Short version: How would you go about generating multiple species alignments of novel transcripts from bos taurus (assembly UMD3.1) with human/mouse/dog for use with PhyloCSF?
Context and what I've tried so far:
Through a sequencing experiment, our lab has identified a large set of new transcripts in Bos taurus. We want to determine if those transcripts are coding or non-coding. To do so, we thought of using the PhyloCSF software, as was done in Cabili et al, 2011.
To use PhyloCSF, we need to generate a multiple species alignment of our transcripts. However, since these are unknown transcripts, it is impossible to find their inter-species homologs directly. Instead, we set out to generate genomic multi-species alignment, from which we aimed to extract our regions of interest.

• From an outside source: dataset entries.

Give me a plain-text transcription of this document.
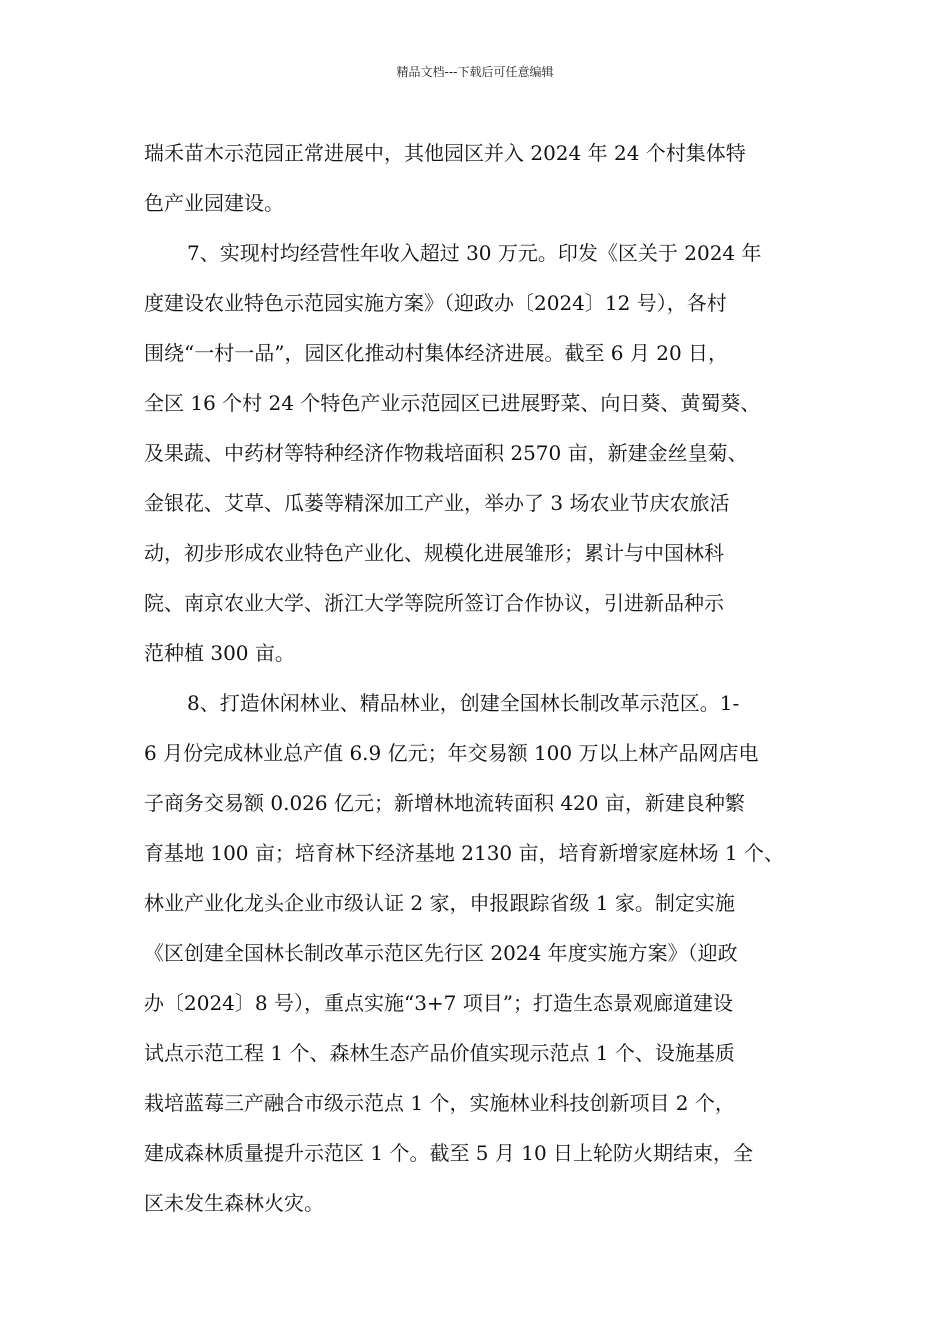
精品文档---下载后可任意编辑
瑞禾苗木示范园正常进展中，其他园区并入 2024 年 24 个村集体特
色产业园建设。
7、实现村均经营性年收入超过 30 万元。印发《区关于 2024 年
度建设农业特色示范园实施方案》（迎政办〔2024〕12 号），各村
围绕“一村一品”，园区化推动村集体经济进展。截至 6 月 20 日，
全区 16 个村 24 个特色产业示范园区已进展野菜、向日葵、黄蜀葵、
及果蔬、中药材等特种经济作物栽培面积 2570 亩，新建金丝皇菊、
金银花、艾草、瓜蒌等精深加工产业，举办了 3 场农业节庆农旅活
动，初步形成农业特色产业化、规模化进展雏形；累计与中国林科
院、南京农业大学、浙江大学等院所签订合作协议，引进新品种示
范种植 300 亩。
8、打造休闲林业、精品林业，创建全国林长制改革示范区。1-
6 月份完成林业总产值 6.9 亿元；年交易额 100 万以上林产品网店电
子商务交易额 0.026 亿元；新增林地流转面积 420 亩，新建良种繁
育基地 100 亩；培育林下经济基地 2130 亩，培育新增家庭林场 1 个、
林业产业化龙头企业市级认证 2 家，申报跟踪省级 1 家。制定实施
《区创建全国林长制改革示范区先行区 2024 年度实施方案》（迎政
办〔2024〕8 号），重点实施“3+7 项目”；打造生态景观廊道建设
试点示范工程 1 个、森林生态产品价值实现示范点 1 个、设施基质
栽培蓝莓三产融合市级示范点 1 个，实施林业科技创新项目 2 个，
建成森林质量提升示范区 1 个。截至 5 月 10 日上轮防火期结束，全
区未发生森林火灾。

However, I've now spent most of the week banging my head trying to figure out the best way to do this. So far I have:
- Obtained pairwise alignment of the bosTau6 assembly of the cow genome to hg19, mm9 and canFam2 from the UCSC Genome Browser download page
- Converted those to MAF format
- Stitched those pairwise MAF together using TBA
- Tried to extract regions of interest using bx_python
Currently, bx_python crashes when I try to index my MAF file saying it cannot fit a range of 0..148,823,899 into a bin of 4681. This is the length of a whole chromosome, so I'm guessing my MAF file must be broken. wc -L gives me a maximum line size of 158,337,101, which I am pretty sure isn't normal.
I'm going to keep trying to figure out where I went wrong, but I would be grateful for any suggestions of alternative data sources, tools or pipelines for generating my multi species alignments.